HakuokiTange's "unable to stand" & "apparently dead" ad hoc "style" is truly shocking & horrific.

All the choreographical genius missing from earlier duels is mustered for this insane duel in the snow.

Tange's so gigantically pitiful, but manages to hold his own against more than a dozen startled, doomed opponents.

Due to his injuries Tenzen never gets to defend Kira after all, but Yasubei would participate in the final assault on Uesugi mansion. The story closes on the final march of the Brave 47, having arrived at this famous moment through one of the greatest scripts in all chambara cinema. Production values very nearly live up to the author's genius, & the two main stars were born for these roles.



Broken Sword Broken Sword (Hiken yaburi, Daiei, 1969) is close remake of Samurai Vendetta from ten years before. A few colorful asides are dropped from Daisuke Ito's script. There are minor revisions in dialogue. The cast & cinematography & music for the soundtrack are better in the earlier version, though both versions are good.

The camera set-ups are occasionally quite different so as not to be a slavish imitation, & in very few cases the handling of a scene is improved.

Broken SwordBut mainly it is the same scene by scene. Yasubei's historical duel at Takada-no-baba opens both films, & only in this one is it clear that the emergency sash provided by Yahei Horibe was Yahei's young daughter's over-obi.
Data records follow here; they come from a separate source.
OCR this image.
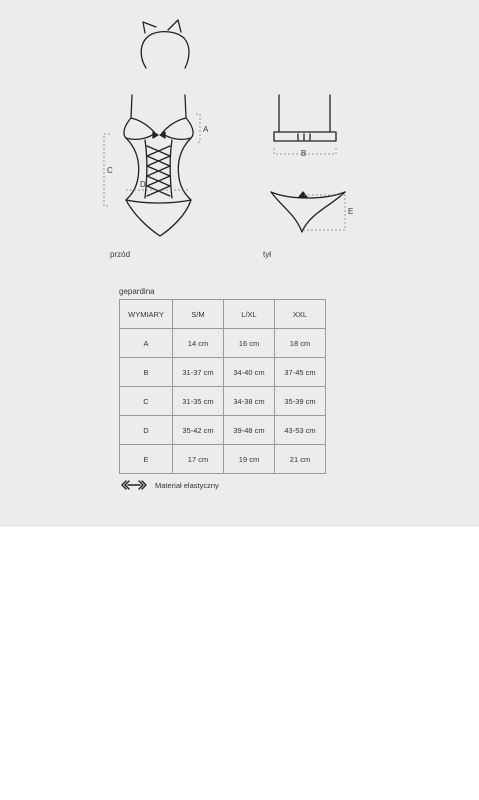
A
C
D
B
E
przód	tył
gepardina
WYMIARY	S/M	L/XL	XXL
A	14 cm	16 cm	18 cm
B	31-37 cm	34-40 cm	37-45 cm
C	31-35 cm	34-38 cm	35-39 cm
D	35-42 cm	39-48 cm	43-53 cm
E	17 cm	19 cm	21 cm
Materiał elastyczny
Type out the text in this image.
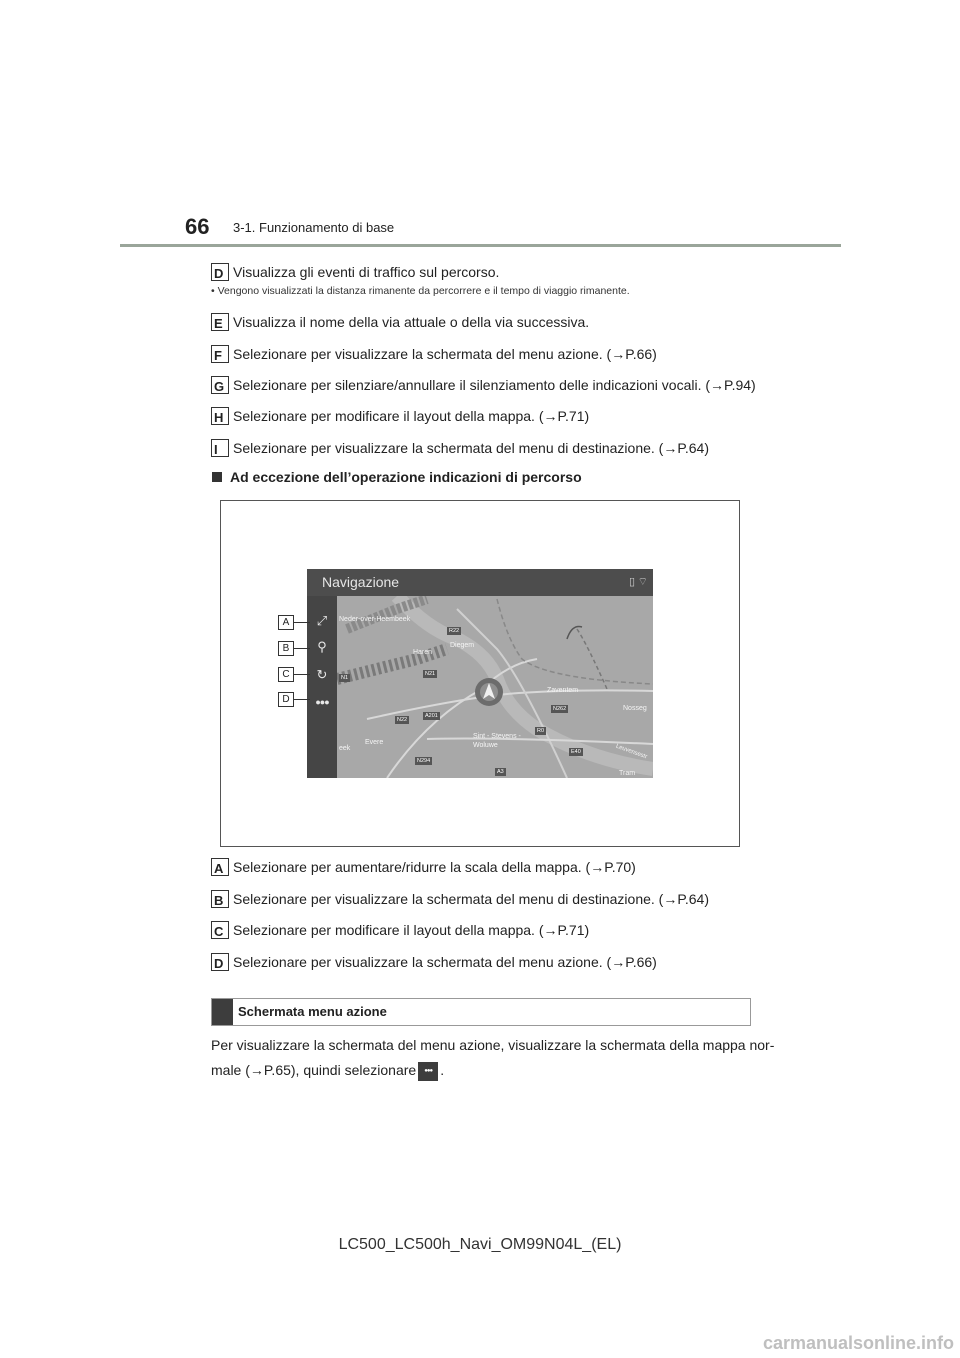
66 3-1. Funzionamento di base
D Visualizza gli eventi di traffico sul percorso.
• Vengono visualizzati la distanza rimanente da percorrere e il tempo di viaggio rimanente.
E Visualizza il nome della via attuale o della via successiva.
F Selezionare per visualizzare la schermata del menu azione. (→P.66)
G Selezionare per silenziare/annullare il silenziamento delle indicazioni vocali. (→P.94)
H Selezionare per modificare il layout della mappa. (→P.71)
I	Selezionare per visualizzare la schermata del menu di destinazione. (→P.64)
Ad eccezione dell’operazione indicazioni di percorso
Navigazione	▯ ⌔
⤢
⚲
↻
●●●
Neder-over-Heembeek
Haren
Diegem
Zaventem
Nosseg
Sint - Stevens - Woluwe
Evere
eek
Tram
Leuvensestr
R22
N1
N21
N22
A201
N262
R0
E40
N294
A3
A
B
C
D
A Selezionare per aumentare/ridurre la scala della mappa. (→P.70)
B Selezionare per visualizzare la schermata del menu di destinazione. (→P.64)
C Selezionare per modificare il layout della mappa. (→P.71)
D Selezionare per visualizzare la schermata del menu azione. (→P.66)
Schermata menu azione
Per visualizzare la schermata del menu azione, visualizzare la schermata della mappa nor-
male (→P.65), quindi selezionare ●●● .
LC500_LC500h_Navi_OM99N04L_(EL)
carmanualsonline.info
Actors, however, can provide their own interpretations, & the attitude in this version tends to greater gloominess.

Chiharu (Tonomi Iwai), the young woman over whom Yasubei is heartbroken when she marries Tange Tenzen, is the one character played with greater depth than in the former version.
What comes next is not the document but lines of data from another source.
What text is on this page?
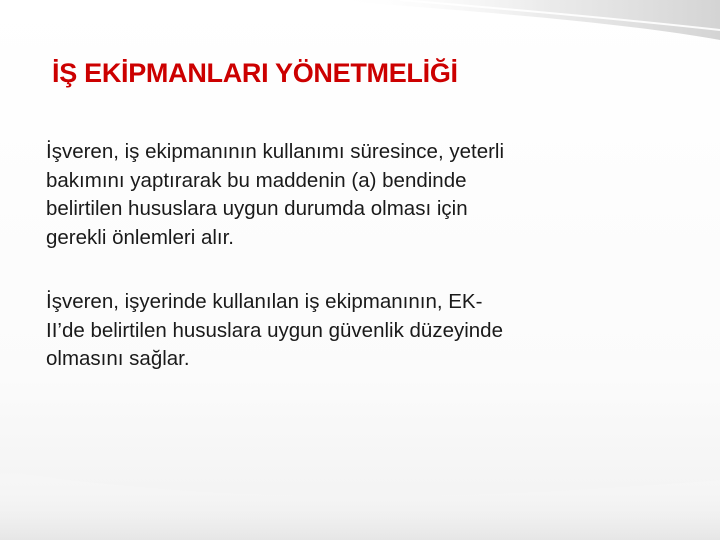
İŞ EKİPMANLARI YÖNETMELİĞİ

İşveren, iş ekipmanının kullanımı süresince, yeterli
bakımını yaptırarak bu maddenin (a) bendinde
belirtilen hususlara uygun durumda olması için
gerekli önlemleri alır.

İşveren, işyerinde kullanılan iş ekipmanının, EK-
II’de belirtilen hususlara uygun güvenlik düzeyinde
olmasını sağlar.
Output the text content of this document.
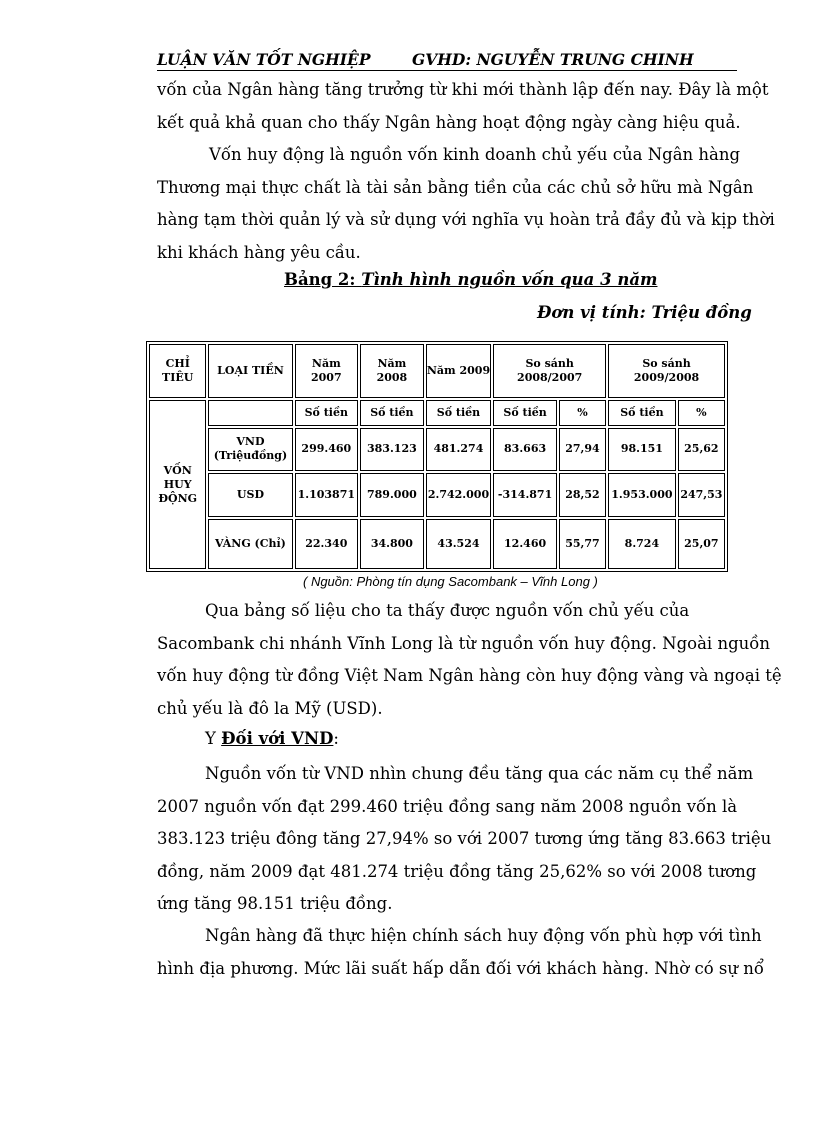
LUẬN VĂN TỐT NGHIỆP	GVHD: NGUYỄN TRUNG CHINH
vốn của Ngân hàng tăng trưởng từ khi mới thành lập đến nay. Đây là một
kết quả khả quan cho thấy Ngân hàng hoạt động ngày càng hiệu quả.
Vốn huy động là nguồn vốn kinh doanh chủ yếu của Ngân hàng
Thương mại thực chất là tài sản bằng tiền của các chủ sở hữu mà Ngân
hàng tạm thời quản lý và sử dụng với nghĩa vụ hoàn trả đầy đủ và kịp thời
khi khách hàng yêu cầu.
Bảng 2: Tình hình nguồn vốn qua 3 năm
Đơn vị tính: Triệu đồng
CHỈ TIÊU	LOẠI TIỀN	Năm 2007	Năm 2008	Năm 2009	So sánh 2008/2007		So sánh 2009/2008	
VỐN HUY ĐỘNG		Số tiền	Số tiền	Số tiền	Số tiền	%	Số tiền	%
	VND (Triệuđồng)	299.460	383.123	481.274	83.663	27,94	98.151	25,62
	USD	1.103871	789.000	2.742.000	-314.871	28,52	1.953.000	247,53
	VÀNG (Chỉ)	22.340	34.800	43.524	12.460	55,77	8.724	25,07
( Nguồn: Phòng tín dụng Sacombank – Vĩnh Long )
Qua bảng số liệu cho ta thấy được nguồn vốn chủ yếu của
Sacombank chi nhánh Vĩnh Long là từ nguồn vốn huy động. Ngoài nguồn
vốn huy động từ đồng Việt Nam Ngân hàng còn huy động vàng và ngoại tệ
chủ yếu là đô la Mỹ (USD).
Y Đối với VND:
Nguồn vốn từ VND nhìn chung đều tăng qua các năm cụ thể năm
2007 nguồn vốn đạt 299.460 triệu đồng sang năm 2008 nguồn vốn là
383.123 triệu đông tăng 27,94% so với 2007 tương ứng tăng 83.663 triệu
đồng, năm 2009 đạt 481.274 triệu đồng tăng 25,62% so với 2008 tương
ứng tăng 98.151 triệu đồng.
Ngân hàng đã thực hiện chính sách huy động vốn phù hợp với tình
hình địa phương. Mức lãi suất hấp dẫn đối với khách hàng. Nhờ có sự nổ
For the main male leads, however, Raizo Ichikawa & Shintaro Katsu from Samurai Vendetta are just so much more exciting than Broken Sword's Kojiro Hongo as Yasubei & Hiroki Matsukata as Tange Tenzen the distantant relation of Lord Kira.

By far the best scene in both versions is the climactic duel, Tange Tenzen alone against many in the snowy courtyard. He is by this time one-armed, shot in the leg, & unable to stand. He rolls & worms about in the snow clumsily, trashing pathetically but with heroic effect, as he kills so many of his foes.

The earlier version couldn't be outdone, but it could be nearly equalled. Very brutally staged & choreographed, that last duel goes on & on & on with pain & horror in every crippled stroke.